The HBRAs serve as a natural laboratory for the study of effect of low-to-moderate dose of radiations on population living there for several generations. We have one such area in the West Coast of India in Kerala. The population there is exposed to radiation doses even higher than the limit of annual exposure for occupational exposures and orders of magnitude higher than the public exposure limit. The Radiation Biology Division of BARC has carried out some of the outstanding work on the microbiological investigations ever done of the exposed population at transcriptome level and presented invaluable input to the UNSCEAR. The findings are astounding and did not show any significant increase in the frequency of any type of congenital malformations in HBRAs compared to control areas. The epidemiological investigations there and elsewhere in the world on HBRAs also show no significant effects.

Investigations involving children of atomic bomb survivors after 62 years of follow-up were carried out by Grant and Furukawa published in Lancet Oncology. No deleterious effects of radiation exposure have been reported from assessed mortality in children of the atomic bomb survivors after 62 years of follow-up. This is contrary to the results of calculations using models of the transgenerational effects of radiation based on LNT which predict more genetic disease in these children.

In fact, a new line of research is being suggested to establish the effect of low-level radiation in preventing cancer based on the hormesis effects of radiation. The reserve repair mechanisms are hypothesized to be sufficiently effective when stimulated as to not only cancel the detrimental effects of IR at low levels but also inhibit disease not related to radiation exposure. This hypothesis has captured the attention of scientists and public alike in recent years. This is a natural corollary that man has been evolving in a radiation environment which would have been much higher eons back and the body mechanism has evolved and tuned to repair the damage.

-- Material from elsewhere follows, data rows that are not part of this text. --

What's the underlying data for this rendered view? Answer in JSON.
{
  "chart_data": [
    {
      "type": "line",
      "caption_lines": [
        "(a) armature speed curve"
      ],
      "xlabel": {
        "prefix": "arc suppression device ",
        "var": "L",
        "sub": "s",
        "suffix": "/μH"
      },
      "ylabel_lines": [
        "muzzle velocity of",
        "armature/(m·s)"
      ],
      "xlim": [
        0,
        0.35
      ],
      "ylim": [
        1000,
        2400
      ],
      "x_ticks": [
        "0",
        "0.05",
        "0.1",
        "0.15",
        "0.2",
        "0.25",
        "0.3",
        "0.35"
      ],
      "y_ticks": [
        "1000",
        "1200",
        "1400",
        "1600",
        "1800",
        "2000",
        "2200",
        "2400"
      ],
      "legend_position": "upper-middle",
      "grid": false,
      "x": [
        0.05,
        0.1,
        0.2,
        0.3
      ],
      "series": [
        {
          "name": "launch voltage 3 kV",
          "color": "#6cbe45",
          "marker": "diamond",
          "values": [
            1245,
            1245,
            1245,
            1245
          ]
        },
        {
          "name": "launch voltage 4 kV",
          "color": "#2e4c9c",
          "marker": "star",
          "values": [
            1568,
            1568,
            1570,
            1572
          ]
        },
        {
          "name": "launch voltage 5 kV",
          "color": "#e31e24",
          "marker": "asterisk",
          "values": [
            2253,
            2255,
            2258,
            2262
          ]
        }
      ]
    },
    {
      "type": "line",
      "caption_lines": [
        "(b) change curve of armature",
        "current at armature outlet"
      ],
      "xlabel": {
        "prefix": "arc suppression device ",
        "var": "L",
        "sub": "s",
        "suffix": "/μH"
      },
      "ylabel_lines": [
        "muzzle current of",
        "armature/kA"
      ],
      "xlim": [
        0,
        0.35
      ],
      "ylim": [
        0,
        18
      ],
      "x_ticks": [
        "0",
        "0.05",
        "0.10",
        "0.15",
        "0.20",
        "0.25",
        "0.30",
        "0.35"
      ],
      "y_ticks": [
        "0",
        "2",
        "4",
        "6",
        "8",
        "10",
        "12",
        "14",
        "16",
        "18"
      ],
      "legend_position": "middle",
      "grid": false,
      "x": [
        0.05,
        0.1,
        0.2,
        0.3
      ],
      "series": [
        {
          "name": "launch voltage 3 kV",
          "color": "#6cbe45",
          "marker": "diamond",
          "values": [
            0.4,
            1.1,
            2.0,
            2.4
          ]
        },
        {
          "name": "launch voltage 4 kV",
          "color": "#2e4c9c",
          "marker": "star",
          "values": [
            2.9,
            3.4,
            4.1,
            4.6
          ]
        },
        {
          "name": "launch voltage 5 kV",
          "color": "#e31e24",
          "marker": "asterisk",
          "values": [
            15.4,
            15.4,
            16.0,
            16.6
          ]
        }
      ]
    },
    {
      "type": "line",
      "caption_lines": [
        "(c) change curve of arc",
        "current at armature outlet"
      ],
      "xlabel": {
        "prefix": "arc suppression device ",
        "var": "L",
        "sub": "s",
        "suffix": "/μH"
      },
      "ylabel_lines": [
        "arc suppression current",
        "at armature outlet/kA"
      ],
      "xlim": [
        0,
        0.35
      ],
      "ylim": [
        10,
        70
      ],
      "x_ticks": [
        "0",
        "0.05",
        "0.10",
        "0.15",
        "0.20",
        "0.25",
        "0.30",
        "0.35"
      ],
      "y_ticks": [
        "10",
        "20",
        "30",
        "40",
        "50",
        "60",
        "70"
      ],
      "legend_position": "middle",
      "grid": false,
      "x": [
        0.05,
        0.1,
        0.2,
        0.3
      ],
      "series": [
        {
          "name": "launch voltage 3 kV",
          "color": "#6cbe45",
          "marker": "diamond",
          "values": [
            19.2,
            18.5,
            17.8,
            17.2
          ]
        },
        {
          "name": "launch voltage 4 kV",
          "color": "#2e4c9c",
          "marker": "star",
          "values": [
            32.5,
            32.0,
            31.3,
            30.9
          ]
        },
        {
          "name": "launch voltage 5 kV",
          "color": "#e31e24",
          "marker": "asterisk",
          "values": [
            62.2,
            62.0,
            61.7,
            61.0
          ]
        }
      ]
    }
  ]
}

T. D. Luckey, 2006, examined over 3000 scientific research papers and showed that low-dose irradiation is stimulatory and/or beneficial. Advances in cell and molecular biology have also contributed new information on the mechanisms through which cells respond to radiation-induced damage. In 2019, Ricci from Italy University of Bologna on the basis of his investigations came to the conclusion that “Ionizing radiations epidemiology does not support the LNT model.” Modeling of the effect of IR exposures based on LNT at low doses has generally not included confounding factors. To justify application of the LNT to low doses, Hiroshima–Nagasaki data are linearly extrapolated to background incidence. It would imply that the biological mechanisms leading to cancer are exactly the same as at low doses. Ricci shows that extrapolations are incorrect because either the biological and epidemiological evidence for thresholds, or other nonlinearities, are more than substantial.

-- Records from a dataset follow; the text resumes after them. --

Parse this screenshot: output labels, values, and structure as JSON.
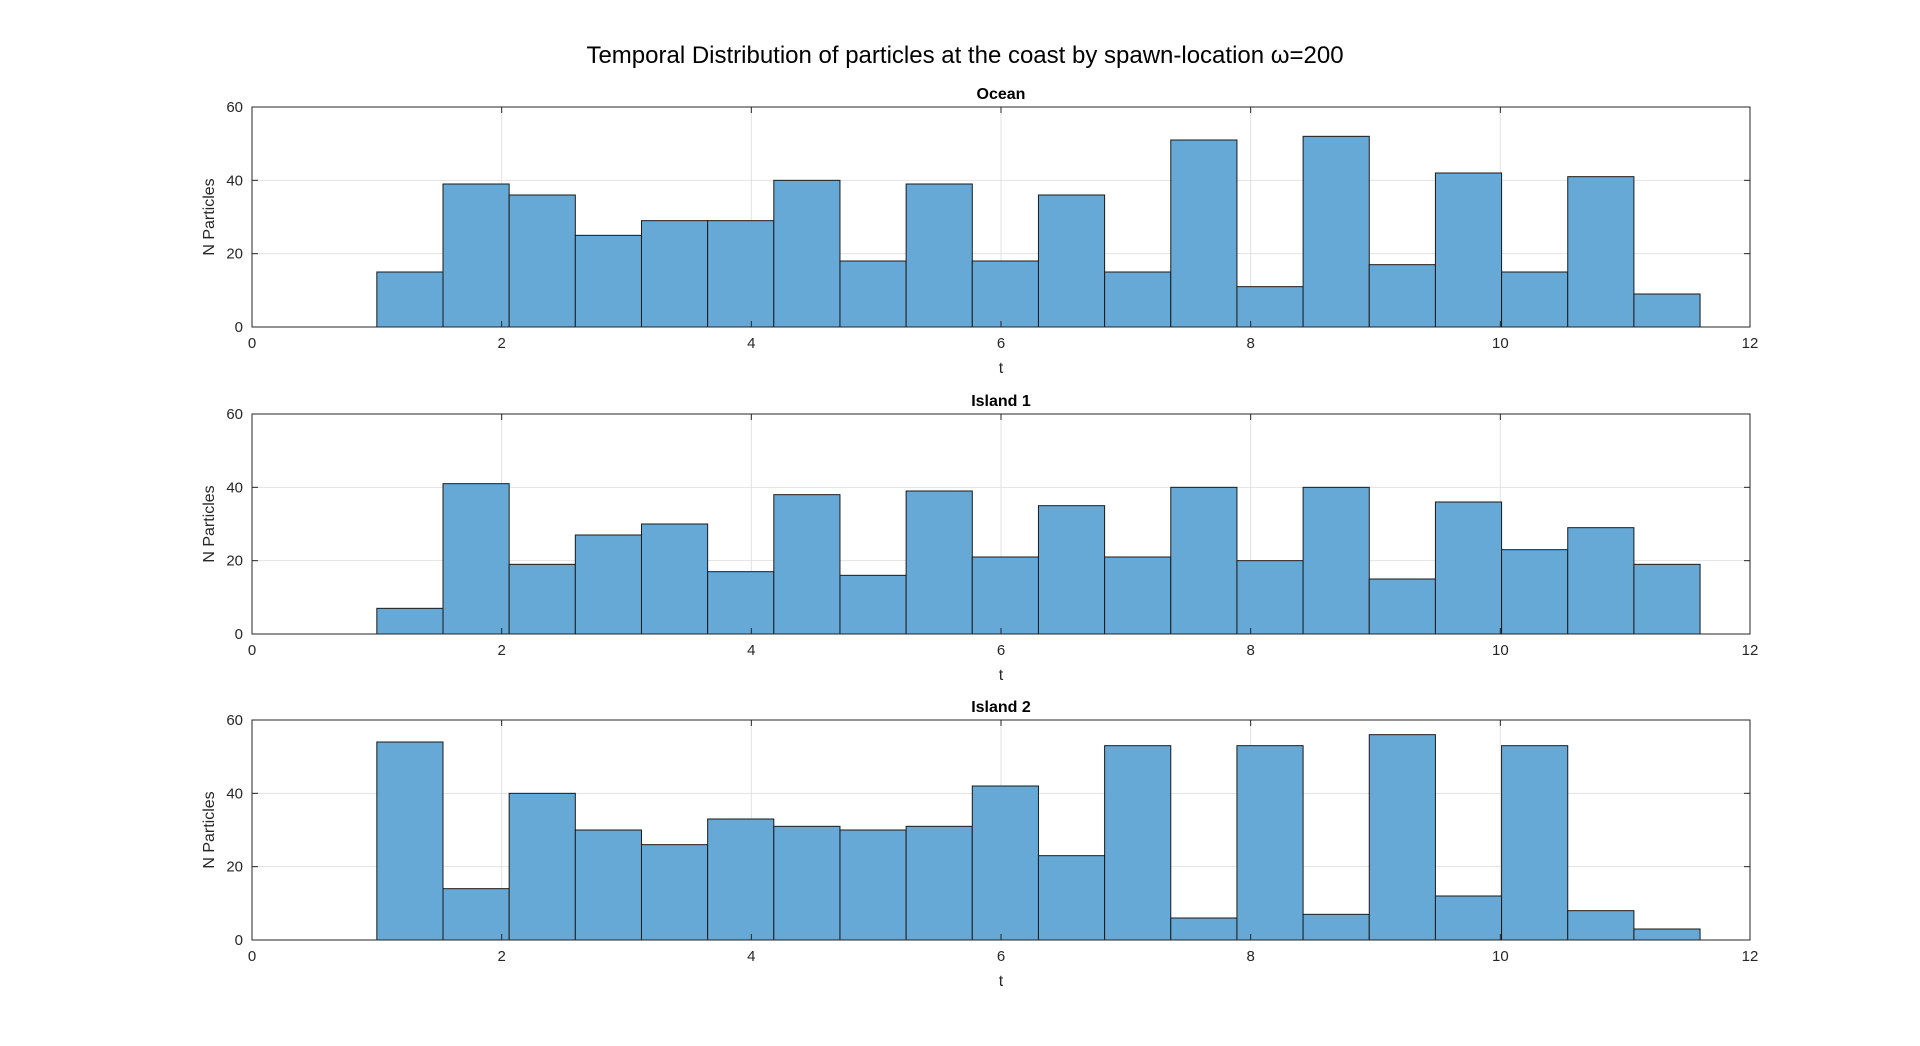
{
  "chart_data": {
    "type": "bar",
    "title": "Temporal Distribution of particles at the coast  by spawn-location ω=200",
    "bar_color": "#66a9d7",
    "grid": true,
    "bin_edges": [
      1.0,
      1.53,
      2.06,
      2.59,
      3.12,
      3.65,
      4.18,
      4.71,
      5.24,
      5.77,
      6.3,
      6.83,
      7.36,
      7.89,
      8.42,
      8.95,
      9.48,
      10.01,
      10.54,
      11.07,
      11.6
    ],
    "xlim": [
      0,
      12
    ],
    "ylim": [
      0,
      60
    ],
    "xticks": [
      "0",
      "2",
      "4",
      "6",
      "8",
      "10",
      "12"
    ],
    "yticks": [
      "0",
      "20",
      "40",
      "60"
    ],
    "panels": [
      {
        "title": "Ocean",
        "xlabel": "t",
        "ylabel": "N Particles",
        "values": [
          15,
          39,
          36,
          25,
          29,
          29,
          40,
          18,
          39,
          18,
          36,
          15,
          51,
          11,
          52,
          17,
          42,
          15,
          41,
          9
        ]
      },
      {
        "title": "Island 1",
        "xlabel": "t",
        "ylabel": "N Particles",
        "values": [
          7,
          41,
          19,
          27,
          30,
          17,
          38,
          16,
          39,
          21,
          35,
          21,
          40,
          20,
          40,
          15,
          36,
          23,
          29,
          19
        ]
      },
      {
        "title": "Island 2",
        "xlabel": "t",
        "ylabel": "N Particles",
        "values": [
          54,
          14,
          40,
          30,
          26,
          33,
          31,
          30,
          31,
          42,
          23,
          53,
          6,
          53,
          7,
          56,
          12,
          53,
          8,
          3
        ]
      }
    ]
  }
}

 As Low As Reasonably Achievable Is Error Of Judgement On Low-Dose Radiation

In the light of evolving knowledge base on microbiological and epidemiological studies, such a risk predicted by LNT at the limit of 1 mSv/year is a few million times less than the risk from even congenital carcinogenicity. This needs to be considered in fixing up the limits. Over and above this, what is the logic of further recommending ALARA at such levels? It is high time that radiation protection standards are redefined to take into account the existence of natural background radiation that has not shown any deleterious effects. Some doubters ask if there is a proof for a threshold, but the question they should consider is if there is any positive proof for the effects on low level of radiation typically 1–100 mSv. The limits of public radiation exposure should take into account the existence of background radiation and there is no scope for introducing further imponderables like ALARA into this.